As identidades se sustentam através de memórias que resgatam um sentimento de


permanência, de continuidade em um determinado grupo social. Identidade e memória
andam juntas: ambas alimentam uma a outra. Em períodos de crise interna de um grupo,
se faz necessária uma reinterpretação das memórias, questionando a própria identidade
desse coletivo. Para fixar certos parâmetros identitários, os grupos sociais recortam e
articulam memórias específicas que os colocam em relação com “outros”. Alguns desses
recortes (ritos, festas, etc.) se edificam no imaginário coletivo de tal forma que se
transformam em marcos, elementos fixos ao redor dos quais se organizam as memórias.
Segundo Pollak (1992) são três tipos de elementos que correspondem a essa função de
centralizar a organização de memórias: acontecimentos, pessoas ou personagens, e
lugares.
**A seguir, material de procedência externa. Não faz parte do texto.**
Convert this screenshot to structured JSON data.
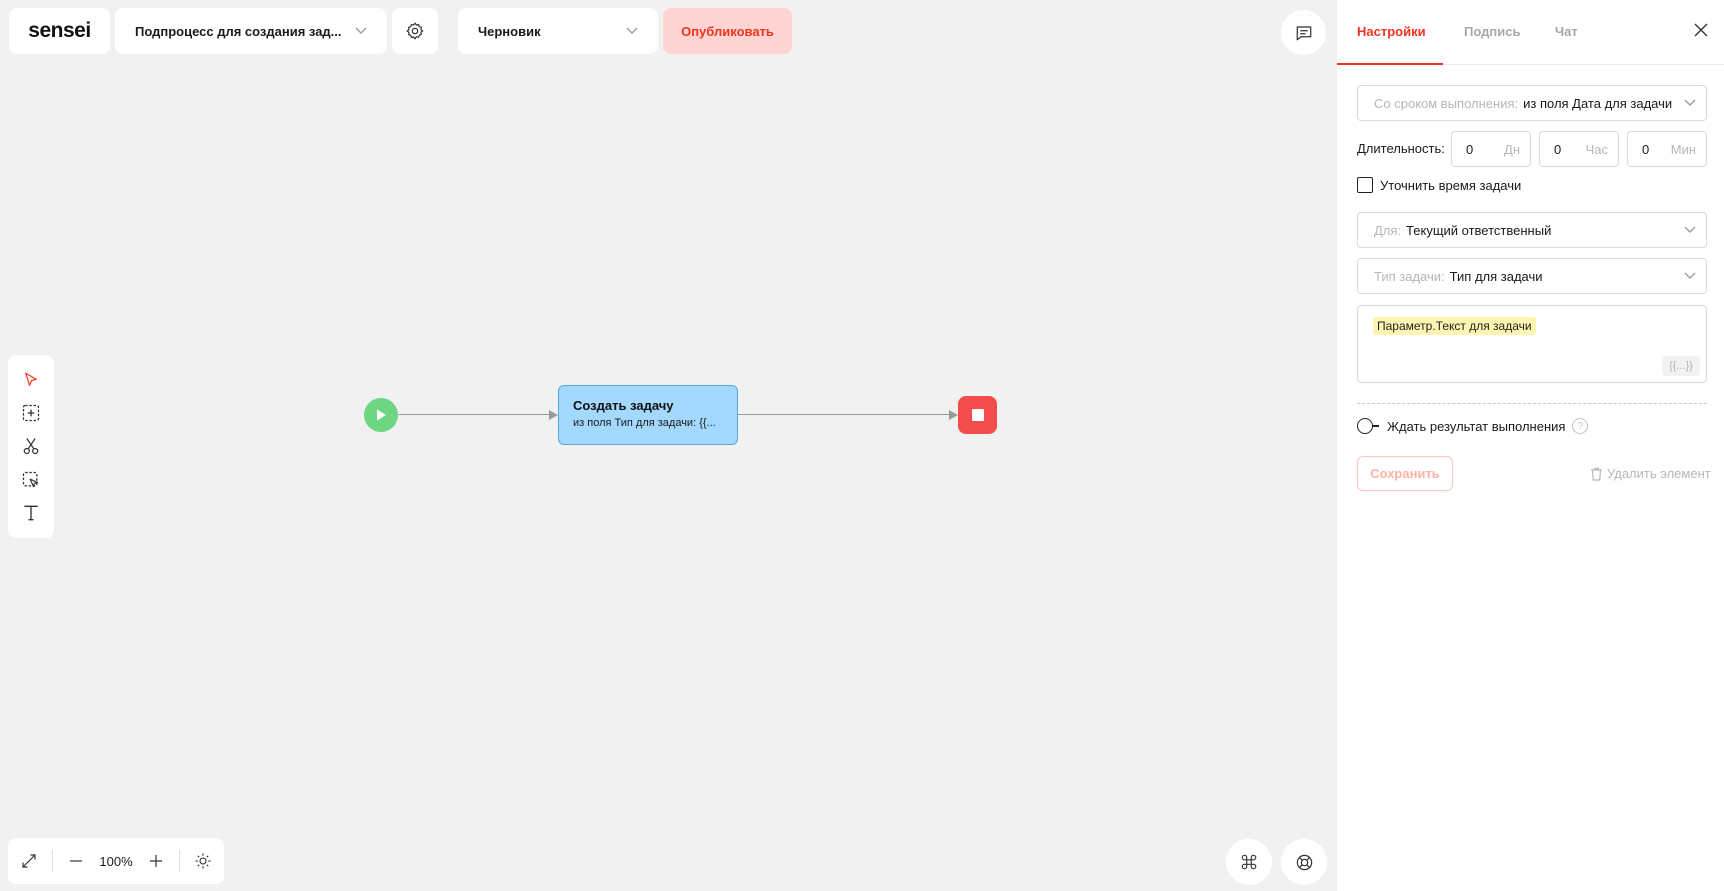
{
  "header": {
    "logo": "sensei",
    "process_name": "Подпроцесс для создания зад...",
    "status_value": "Черновик",
    "publish_label": "Опубликовать"
  },
  "canvas": {
    "task_title": "Создать задачу",
    "task_subtitle": "из поля Тип для задачи: {{..."
  },
  "zoom": {
    "level": "100%"
  },
  "panel": {
    "tabs": [
      "Настройки",
      "Подпись",
      "Чат"
    ],
    "active_tab": "Настройки",
    "due_label": "Со сроком выполнения:",
    "due_value": "из поля Дата для задачи",
    "duration_label": "Длительность:",
    "duration": [
      {
        "value": "0",
        "unit": "Дн"
      },
      {
        "value": "0",
        "unit": "Час"
      },
      {
        "value": "0",
        "unit": "Мин"
      }
    ],
    "refine_time_label": "Уточнить время задачи",
    "for_label": "Для:",
    "for_value": "Текущий ответственный",
    "task_type_label": "Тип задачи:",
    "task_type_value": "Тип для задачи",
    "text_chip": "Параметр.Текст для задачи",
    "var_button": "{{...}}",
    "wait_result_label": "Ждать результат выполнения",
    "help_symbol": "?",
    "save_label": "Сохранить",
    "delete_label": "Удалить элемент"
  },
  "colors": {
    "accent": "#f0341f",
    "start_node": "#6ed582",
    "task_node": "#a3d8ff",
    "end_node": "#f24c4c"
  },
  "icons": [
    "settings-icon",
    "chevron-down-icon",
    "comment-icon",
    "pointer-icon",
    "add-frame-icon",
    "scissors-icon",
    "select-area-icon",
    "text-icon",
    "expand-icon",
    "minus-icon",
    "plus-icon",
    "sun-icon",
    "command-icon",
    "lifebuoy-icon",
    "close-icon",
    "trash-icon"
  ]
}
Eles permitem manter um mínimo de coerência e continuidade, pilares do
sentimento de identidade.

A memória cotidiana é aquela que agrega elementos da rotina, partes da vida


“normal”. Esses elementos são repetidos e compartilhados por todos os membros de um
grupo social. Nesse tipo de memória não há uma busca de sentido, apenas uma execução
repetitiva de comportamentos. Quando elementos desviantes entram em contato com
essas “memórias estáveis”, produzindo afetos e sentimentos que deslocam a monotonia
para uma busca por reflexão e sentido, os momentos são transformados e se tornam
“memoráveis”. O ato de rememorar pressupõe a ativação de uma experiência passada no
presente, por um desejo, por um sofrimento. Esse acontecimento rememorado será
expresso de uma forma narrativa, uma construção de sentido a partir do passado,
constituindo uma memória narrativa.

No entanto, existem vivências passadas que não podem ser facilmente


rememoradas. Elas existem e estão presentes, porém não podem ser expressas com
sentido por serem demasiado traumáticas àqueles que a presenciaram. Os acontecimentos
traumáticos provocam fendas na capacidade narrativa, vazios na memória; estes vazios
se refletem em repetições, silêncios e esquecimentos durante o trabalho de narração.

Existem muitos tipos de esquecimento. O primeiro é o esquecimento “necessário”


para a sobrevivência e funcionamento do sujeito individual e dos grupos e comunidades.
O esquecimento profundo é aquele a princípio “definitivo”. O “voluntário” se trata
daquele realizado por razões políticas, produto de uma vontade ou política de
esquecimento e silêncio por parte de atores específicos. O esquecimento “evasivo”, por
sua vez, demonstra o intento de não recordar o que pode ferir, mais precisamente,
memórias envolvendo situações de trauma. Existem momentos de silêncio desencadeados
por temor a regimes ditatoriais de diversos tipos. Além disso, para relatar ao outro sobre
alguma situação traumática é sempre preciso que este “outro” esteja disposto a escutar.
Há sempre um temor de não ser compreendido. O esquecimento também pode ser, por
fim, “libertador”, aliviando a carga do passado sobre as decisões do futuro. É o
esquecimento necessário para a continuação da vida normal, que permite viver, sem ver
as coisas com a pesada carga da História.

A “experiência” é vivida subjetivamente, por cada membro de uma sociedade, e é


culturalmente compartilhável. A memória é produzida quando sujeitos compartilham uma
cultura, constituindo uma memória narrativa, e quando há agentes sociais que disseminam
e veiculam essa cultura, concretizando os sentidos dados à experiência do passado.